Democracy experiences this tension too. Democracy is a historically fragile thing; hard fought for, easily lost. And we are currently experiencing a loss of faith and trust in democracy, accompanied by disenfranchisement from democratic process. The resilience of democracy is being tested. 

Historically, democracy is only possible when there’s enough economic lift/welfare across the society. It’s the upwardly mobile classes that push for democracy to protect and improve their interests. Our democracy is predicated on ownership of wealth and property, and as such, libertarian notions of capitalism are woven into its rules – but so too are revolutionary humanist ideals of freedom and equality.

Australia is a nation illegally settled on unceded Aboriginal land and federated by the unifying power of anti-Chinese sentiment. It’s also a multicultural country fighting for progressive humanist ideals and systemic change.
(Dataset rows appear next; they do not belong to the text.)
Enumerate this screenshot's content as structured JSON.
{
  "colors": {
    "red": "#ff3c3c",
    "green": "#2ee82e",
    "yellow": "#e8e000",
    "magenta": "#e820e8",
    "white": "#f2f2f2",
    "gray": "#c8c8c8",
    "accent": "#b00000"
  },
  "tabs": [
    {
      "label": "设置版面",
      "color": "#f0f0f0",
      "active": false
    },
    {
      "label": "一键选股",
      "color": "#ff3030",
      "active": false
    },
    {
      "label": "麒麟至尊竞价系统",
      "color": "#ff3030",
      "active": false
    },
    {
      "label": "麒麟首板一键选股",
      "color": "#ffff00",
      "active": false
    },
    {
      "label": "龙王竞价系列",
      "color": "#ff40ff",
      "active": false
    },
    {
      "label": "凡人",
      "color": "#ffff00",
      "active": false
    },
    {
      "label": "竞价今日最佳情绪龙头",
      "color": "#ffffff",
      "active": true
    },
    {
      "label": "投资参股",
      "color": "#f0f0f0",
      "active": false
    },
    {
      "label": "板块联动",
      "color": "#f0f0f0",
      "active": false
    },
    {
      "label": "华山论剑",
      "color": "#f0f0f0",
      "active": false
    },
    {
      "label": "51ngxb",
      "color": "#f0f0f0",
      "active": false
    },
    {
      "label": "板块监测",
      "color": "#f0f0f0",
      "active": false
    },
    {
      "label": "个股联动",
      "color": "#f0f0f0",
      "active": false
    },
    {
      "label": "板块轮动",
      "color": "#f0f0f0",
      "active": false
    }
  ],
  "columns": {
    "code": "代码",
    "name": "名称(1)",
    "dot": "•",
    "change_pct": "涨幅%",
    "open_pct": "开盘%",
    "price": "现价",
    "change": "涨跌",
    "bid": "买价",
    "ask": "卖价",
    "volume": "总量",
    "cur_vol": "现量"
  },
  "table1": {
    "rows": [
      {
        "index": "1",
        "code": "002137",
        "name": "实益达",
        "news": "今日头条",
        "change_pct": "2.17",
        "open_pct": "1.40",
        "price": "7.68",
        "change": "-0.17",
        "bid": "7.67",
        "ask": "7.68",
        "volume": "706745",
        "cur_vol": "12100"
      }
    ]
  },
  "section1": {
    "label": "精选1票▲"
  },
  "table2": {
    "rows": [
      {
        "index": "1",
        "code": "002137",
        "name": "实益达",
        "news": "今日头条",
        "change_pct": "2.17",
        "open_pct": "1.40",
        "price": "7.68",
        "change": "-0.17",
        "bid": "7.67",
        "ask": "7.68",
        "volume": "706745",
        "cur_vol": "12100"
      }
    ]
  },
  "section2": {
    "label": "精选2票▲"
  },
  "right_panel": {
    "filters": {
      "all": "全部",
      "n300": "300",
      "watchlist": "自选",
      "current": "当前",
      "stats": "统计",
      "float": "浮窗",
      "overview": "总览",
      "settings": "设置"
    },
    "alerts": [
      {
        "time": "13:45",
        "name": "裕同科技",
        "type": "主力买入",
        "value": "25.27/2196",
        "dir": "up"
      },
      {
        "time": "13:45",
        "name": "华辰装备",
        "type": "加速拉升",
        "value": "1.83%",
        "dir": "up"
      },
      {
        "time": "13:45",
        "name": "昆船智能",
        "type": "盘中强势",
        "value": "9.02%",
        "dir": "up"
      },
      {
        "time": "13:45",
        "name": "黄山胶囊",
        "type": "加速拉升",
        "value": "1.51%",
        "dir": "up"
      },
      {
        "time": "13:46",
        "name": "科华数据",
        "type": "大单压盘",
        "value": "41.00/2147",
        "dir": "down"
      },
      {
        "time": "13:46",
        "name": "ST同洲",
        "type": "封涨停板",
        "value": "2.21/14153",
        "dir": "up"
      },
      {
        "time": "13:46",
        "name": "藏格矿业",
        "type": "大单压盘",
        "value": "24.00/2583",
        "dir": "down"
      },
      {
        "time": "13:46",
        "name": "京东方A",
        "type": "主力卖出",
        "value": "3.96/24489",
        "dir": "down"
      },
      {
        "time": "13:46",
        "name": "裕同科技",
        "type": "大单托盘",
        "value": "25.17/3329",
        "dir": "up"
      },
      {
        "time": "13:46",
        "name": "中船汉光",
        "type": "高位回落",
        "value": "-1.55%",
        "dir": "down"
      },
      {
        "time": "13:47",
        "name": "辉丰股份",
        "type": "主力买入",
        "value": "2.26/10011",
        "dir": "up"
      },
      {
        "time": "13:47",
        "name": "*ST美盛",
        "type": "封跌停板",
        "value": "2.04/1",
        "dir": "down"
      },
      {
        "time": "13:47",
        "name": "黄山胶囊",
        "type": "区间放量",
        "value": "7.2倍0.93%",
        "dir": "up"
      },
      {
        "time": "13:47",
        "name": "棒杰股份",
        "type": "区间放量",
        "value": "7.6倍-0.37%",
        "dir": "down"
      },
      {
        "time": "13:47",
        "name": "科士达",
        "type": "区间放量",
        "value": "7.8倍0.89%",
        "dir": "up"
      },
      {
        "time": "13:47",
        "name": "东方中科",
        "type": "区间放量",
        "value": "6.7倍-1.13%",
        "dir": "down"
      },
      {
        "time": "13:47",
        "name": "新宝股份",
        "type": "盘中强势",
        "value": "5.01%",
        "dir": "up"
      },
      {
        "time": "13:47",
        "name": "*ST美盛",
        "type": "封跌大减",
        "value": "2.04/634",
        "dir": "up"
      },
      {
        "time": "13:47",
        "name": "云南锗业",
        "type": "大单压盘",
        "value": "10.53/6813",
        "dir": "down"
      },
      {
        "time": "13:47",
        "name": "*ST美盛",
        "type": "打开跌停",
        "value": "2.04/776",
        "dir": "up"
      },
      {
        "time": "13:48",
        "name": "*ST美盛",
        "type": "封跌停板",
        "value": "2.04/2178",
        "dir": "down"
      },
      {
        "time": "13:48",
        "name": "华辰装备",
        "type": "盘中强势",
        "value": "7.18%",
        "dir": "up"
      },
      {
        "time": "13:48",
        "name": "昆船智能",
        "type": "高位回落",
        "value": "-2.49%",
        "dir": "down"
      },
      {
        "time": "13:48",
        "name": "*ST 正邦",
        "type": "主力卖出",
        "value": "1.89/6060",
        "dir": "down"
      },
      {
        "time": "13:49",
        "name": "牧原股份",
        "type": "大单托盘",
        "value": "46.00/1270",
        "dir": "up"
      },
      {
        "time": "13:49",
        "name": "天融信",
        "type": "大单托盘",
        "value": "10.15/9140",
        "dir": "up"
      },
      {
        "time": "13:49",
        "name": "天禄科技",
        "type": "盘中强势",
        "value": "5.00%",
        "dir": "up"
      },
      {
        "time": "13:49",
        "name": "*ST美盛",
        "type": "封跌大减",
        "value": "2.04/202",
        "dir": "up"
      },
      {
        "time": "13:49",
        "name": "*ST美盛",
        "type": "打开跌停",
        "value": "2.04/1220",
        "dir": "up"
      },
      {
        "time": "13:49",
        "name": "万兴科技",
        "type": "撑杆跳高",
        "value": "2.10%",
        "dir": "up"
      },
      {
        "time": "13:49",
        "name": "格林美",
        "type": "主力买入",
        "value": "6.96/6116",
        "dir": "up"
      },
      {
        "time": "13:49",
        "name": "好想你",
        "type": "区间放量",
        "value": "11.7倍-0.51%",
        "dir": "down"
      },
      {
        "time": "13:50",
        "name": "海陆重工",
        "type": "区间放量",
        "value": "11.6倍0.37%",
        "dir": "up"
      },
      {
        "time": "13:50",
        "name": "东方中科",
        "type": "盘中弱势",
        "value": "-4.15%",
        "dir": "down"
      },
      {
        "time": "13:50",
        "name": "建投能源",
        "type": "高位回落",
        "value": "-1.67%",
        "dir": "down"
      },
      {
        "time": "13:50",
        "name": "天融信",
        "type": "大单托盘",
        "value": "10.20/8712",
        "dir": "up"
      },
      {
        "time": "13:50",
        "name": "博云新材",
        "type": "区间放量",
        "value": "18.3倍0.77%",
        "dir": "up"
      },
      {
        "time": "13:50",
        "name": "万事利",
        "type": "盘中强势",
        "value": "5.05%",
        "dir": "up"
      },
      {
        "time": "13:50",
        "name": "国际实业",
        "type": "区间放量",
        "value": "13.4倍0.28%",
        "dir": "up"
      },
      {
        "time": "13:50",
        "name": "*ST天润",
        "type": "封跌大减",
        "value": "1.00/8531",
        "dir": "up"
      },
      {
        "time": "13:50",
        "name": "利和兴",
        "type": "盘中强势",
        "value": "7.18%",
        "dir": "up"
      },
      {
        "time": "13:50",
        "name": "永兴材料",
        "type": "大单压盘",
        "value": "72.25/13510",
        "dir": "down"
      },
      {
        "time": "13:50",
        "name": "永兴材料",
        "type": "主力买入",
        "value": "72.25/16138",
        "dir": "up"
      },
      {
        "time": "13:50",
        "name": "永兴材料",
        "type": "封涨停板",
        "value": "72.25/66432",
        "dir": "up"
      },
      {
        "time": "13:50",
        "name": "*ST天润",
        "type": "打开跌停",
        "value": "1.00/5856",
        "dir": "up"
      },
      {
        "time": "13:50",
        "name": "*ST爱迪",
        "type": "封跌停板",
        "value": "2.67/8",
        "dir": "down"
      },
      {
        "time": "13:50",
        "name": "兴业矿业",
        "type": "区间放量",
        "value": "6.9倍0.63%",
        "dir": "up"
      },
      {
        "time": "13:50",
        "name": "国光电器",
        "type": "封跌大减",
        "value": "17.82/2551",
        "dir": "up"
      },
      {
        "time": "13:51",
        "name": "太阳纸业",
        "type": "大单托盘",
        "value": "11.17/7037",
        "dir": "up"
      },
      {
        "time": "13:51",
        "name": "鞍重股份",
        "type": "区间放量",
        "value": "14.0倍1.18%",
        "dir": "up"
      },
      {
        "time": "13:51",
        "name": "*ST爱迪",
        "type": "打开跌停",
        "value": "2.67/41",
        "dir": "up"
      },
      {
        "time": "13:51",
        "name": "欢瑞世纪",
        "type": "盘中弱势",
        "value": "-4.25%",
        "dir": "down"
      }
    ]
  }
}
The tension between games and play, between systems and people, between pragmatism and idealism, between Apollonian and Dionysian... These tensions should spur us towards responsive change. If we do not feel the tensions, then there is something wrong – if you don’t feel pain, you won’t take your hand off the burning stove.

Participants are driven to change systems when they become aware of the tensions. And crises like COVID-19 are concentrated pressure points which highlight the existing tensions, radicalizing and energizing people, and they are therefore phenomenal opportunities to engage with underlying brokenness and hopefully prevent catastrophic collapse – not because the system itself is valuable, not because any game or organization or institution is by itself valuable, but because people are valuable.

Which leads me to the final lesson from game design, courtesy of Bernie de Koven:

The people you are playing with matter more than the game you are playing.